Proposed measures to reduce the significant strain on council budgets will be discussed by councillors next week.
Durham County Council’s Cabinet will be presented with finalised 2023/24 budget proposals and Medium Term Financial Plan (MTFP) for the next four years.
The plan includes measures to mitigate the significant financial pressures currently affecting council revenue budgets, including high levels of inflation, particularly in adult social care, and increased demand for children’s social care.
Last month, Cabinet was presented with a report which identified that the required savings to meet these shortfalls could be reduced from £52m over the next four years to £41m if certain measures are put in place.
The position was updated taking on board the government’s Autumn Statement and the Local Government Provisional Finance Settlement, in which some additional funding to meet rising cost pressures in social care, including specific grant funding to facilitate early discharge of patients from hospital, was announced.
The government has also increased the council tax referendum limit to 2.99 per cent and allowed an additional two percent increase in adult social care precepts in 2023/24 and 2024/25, with an expectation that all local authorities raise council tax by the maximum amount available.
Despite this and the delivery of £12.4m of savings and budget reductions next year, Cabinet will hear that the council will need to use £10.2m of its cash reserves to balance its budget.
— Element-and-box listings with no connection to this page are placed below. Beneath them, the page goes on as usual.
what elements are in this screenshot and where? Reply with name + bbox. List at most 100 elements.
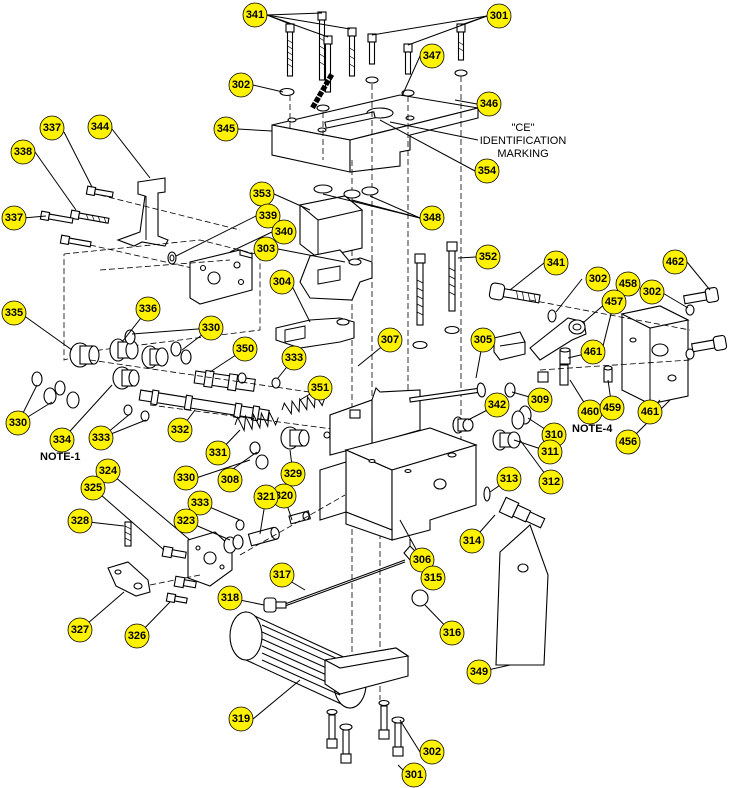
svg-text:326: 326 xyxy=(128,630,146,642)
svg-text:308: 308 xyxy=(221,474,239,486)
top-plate: ■■■■■■ xyxy=(271,71,479,173)
balloon-337-b: 337 xyxy=(1,205,27,231)
top-screws xyxy=(279,11,468,112)
svg-text:340: 340 xyxy=(275,226,293,238)
svg-text:320: 320 xyxy=(275,490,293,502)
svg-text:461: 461 xyxy=(641,406,659,418)
leader-lines xyxy=(17,12,711,776)
svg-text:459: 459 xyxy=(603,402,621,414)
svg-text:342: 342 xyxy=(488,399,506,411)
ce-line-1: "CE" xyxy=(511,122,534,134)
balloon-328: 328 xyxy=(67,508,93,534)
svg-text:317: 317 xyxy=(273,569,291,581)
frame-outline xyxy=(63,239,261,361)
ce-annotation: "CE" IDENTIFICATION MARKING xyxy=(389,121,567,160)
svg-text:334: 334 xyxy=(53,434,72,446)
balloon-337-a: 337 xyxy=(39,115,65,141)
balloon-318: 318 xyxy=(217,585,243,611)
lower-left-parts xyxy=(107,494,346,604)
balloon-354: 354 xyxy=(474,158,500,184)
balloon-305: 305 xyxy=(470,327,496,353)
svg-text:461: 461 xyxy=(584,346,602,358)
svg-text:346: 346 xyxy=(480,98,498,110)
svg-text:456: 456 xyxy=(619,436,637,448)
balloon-348: 348 xyxy=(419,205,445,231)
balloon-341-top: 341 xyxy=(242,2,268,28)
svg-text:327: 327 xyxy=(71,624,89,636)
note-4-label: NOTE-4 xyxy=(572,423,613,435)
svg-text:337: 337 xyxy=(5,212,23,224)
balloon-460: 460 xyxy=(577,399,603,425)
balloon-353: 353 xyxy=(249,181,275,207)
svg-text:330: 330 xyxy=(177,472,195,484)
balloon-330-b: 330 xyxy=(5,410,31,436)
ce-line-2: IDENTIFICATION xyxy=(480,135,567,147)
balloon-340: 340 xyxy=(271,219,297,245)
svg-text:341: 341 xyxy=(547,257,565,269)
balloon-313: 313 xyxy=(496,466,522,492)
balloon-333-c: 333 xyxy=(187,490,213,516)
svg-text:304: 304 xyxy=(273,276,292,288)
svg-text:330: 330 xyxy=(202,322,220,334)
right-components xyxy=(409,282,728,666)
balloon-458: 458 xyxy=(615,271,641,297)
svg-text:301: 301 xyxy=(405,769,423,781)
svg-text:323: 323 xyxy=(177,515,195,527)
balloon-338: 338 xyxy=(10,139,36,165)
balloon-309: 309 xyxy=(527,387,553,413)
balloon-315: 315 xyxy=(420,565,446,591)
balloon-320: 320 xyxy=(271,483,297,509)
svg-text:341: 341 xyxy=(246,9,264,21)
balloon-312: 312 xyxy=(538,469,564,495)
balloon-307: 307 xyxy=(377,327,403,353)
svg-text:333: 333 xyxy=(191,497,209,509)
svg-text:313: 313 xyxy=(500,473,518,485)
orings-348 xyxy=(313,184,379,199)
balloon-311: 311 xyxy=(537,439,563,465)
svg-text:303: 303 xyxy=(257,243,275,255)
part-304 xyxy=(275,317,355,349)
balloons: 341 301 302 347 346 345 354 337 344 338 … xyxy=(1,2,688,788)
svg-text:347: 347 xyxy=(423,50,441,62)
rod-317 xyxy=(263,539,429,613)
svg-text:336: 336 xyxy=(139,303,157,315)
main-body-306 xyxy=(319,386,478,541)
svg-text:321: 321 xyxy=(257,491,275,503)
svg-text:339: 339 xyxy=(259,210,277,222)
svg-text:332: 332 xyxy=(171,424,189,436)
svg-text:301: 301 xyxy=(490,10,508,22)
svg-text:319: 319 xyxy=(232,713,250,725)
svg-text:330: 330 xyxy=(9,417,27,429)
svg-text:306: 306 xyxy=(413,554,431,566)
balloon-326: 326 xyxy=(124,623,150,649)
svg-text:325: 325 xyxy=(84,482,102,494)
balloon-331: 331 xyxy=(205,440,231,466)
svg-text:333: 333 xyxy=(92,432,110,444)
svg-text:350: 350 xyxy=(236,343,254,355)
balloon-324: 324 xyxy=(95,458,121,484)
svg-text:348: 348 xyxy=(423,212,441,224)
svg-text:302: 302 xyxy=(423,746,441,758)
balloon-336: 336 xyxy=(135,296,161,322)
svg-text:338: 338 xyxy=(14,146,32,158)
block-353 xyxy=(298,195,364,259)
balloon-321: 321 xyxy=(253,484,279,510)
balloon-334: 334 xyxy=(49,427,75,453)
balloon-352: 352 xyxy=(475,244,501,270)
svg-text:460: 460 xyxy=(581,406,599,418)
svg-text:345: 345 xyxy=(217,123,235,135)
filter-319 xyxy=(229,611,410,709)
balloon-302-far-right: 302 xyxy=(639,279,665,305)
svg-text:337: 337 xyxy=(43,122,61,134)
balloon-317: 317 xyxy=(269,562,295,588)
svg-text:312: 312 xyxy=(542,476,560,488)
svg-text:314: 314 xyxy=(463,535,482,547)
balloon-332: 332 xyxy=(167,417,193,443)
balloon-333-a: 333 xyxy=(281,345,307,371)
svg-text:335: 335 xyxy=(5,307,23,319)
balloon-303: 303 xyxy=(253,236,279,262)
balloon-335: 335 xyxy=(1,300,27,326)
svg-text:324: 324 xyxy=(99,465,118,477)
balloon-459: 459 xyxy=(599,395,625,421)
Cllr Richard Bell, Durham County Council’s deputy leader and cabinet member for finance, said: “We remain committed to strong financial governance and getting value for public money while ensuring we have a sustainable balanced budget.
“The budget and Medium Term Financial Plan seek to do this, taking into careful consideration how any changes may affect residents.
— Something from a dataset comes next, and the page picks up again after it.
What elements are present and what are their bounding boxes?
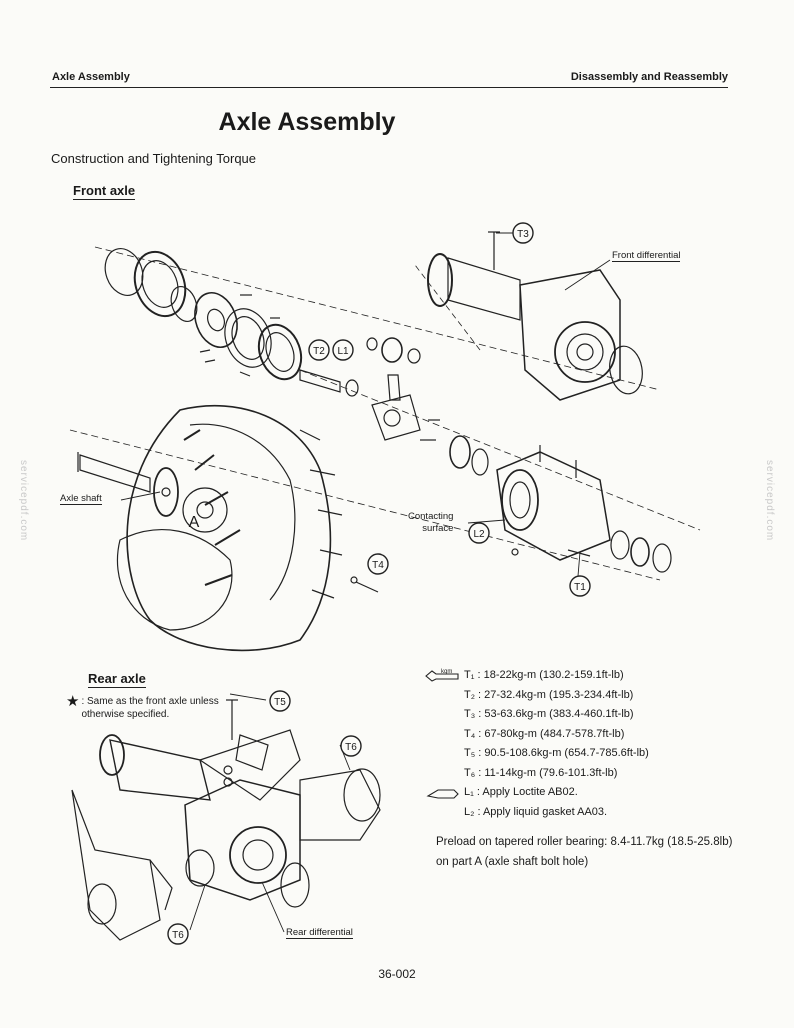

“It is important to note the increases in our costs are almost entirely due to inflationary and demand pressures, not spending decisions by the council.
“Despite this very challenging financial period and the significant base budget pressures, we remain ambitious to deliver the best for our county, and this report includes some very positive outcomes for the people of County Durham.”
As well as highlighting mounting cost pressures, the budget also includes ongoing investment in a range of capital schemes to boost the local economy and invest in public buildings and infrastructure.
This includes £122m of proposed new capital expenditure, bringing the council’s overall capital programme to £778m over the next four years – the largest programme of investment the council has ever approved.
Councillors will hear that this year’s budget will put a focus on school provision, town centres and infrastructure, transport schemes, and maintenance of the county’s highways and pavements.
Investment will also be allocated to economic assets, such as phase three of NETPark, and decarbonisation projects to meet the council’s climate changes targets for both its internal operations and the wider county.
Cabinet will also hear that 54,700 households in the county benefit from the authority’s Council Tax Reduction Scheme, through which 80 per cent receive a 100 per cent relief against council tax payments.
Households eligible for council tax reduction will remain fully protected by this scheme, and financial support continues to be available through the council’s welfare assistance programme and a range of other initiatives it has in place to help people struggling with costs.
Next year, working age claimants who have a bill to pay will receive up to £110 of additional top up support, with pensioners also receiving up to £50 of additional top up, to further help and support those financial vulnerable households struggling with the cost of living.
For more information about financial support offered by the council, visit www.durham.gov.uk/helpwithyourmoney.
Cabinet will hear more details when it meets on Wednesday, February 8, at 9.30am.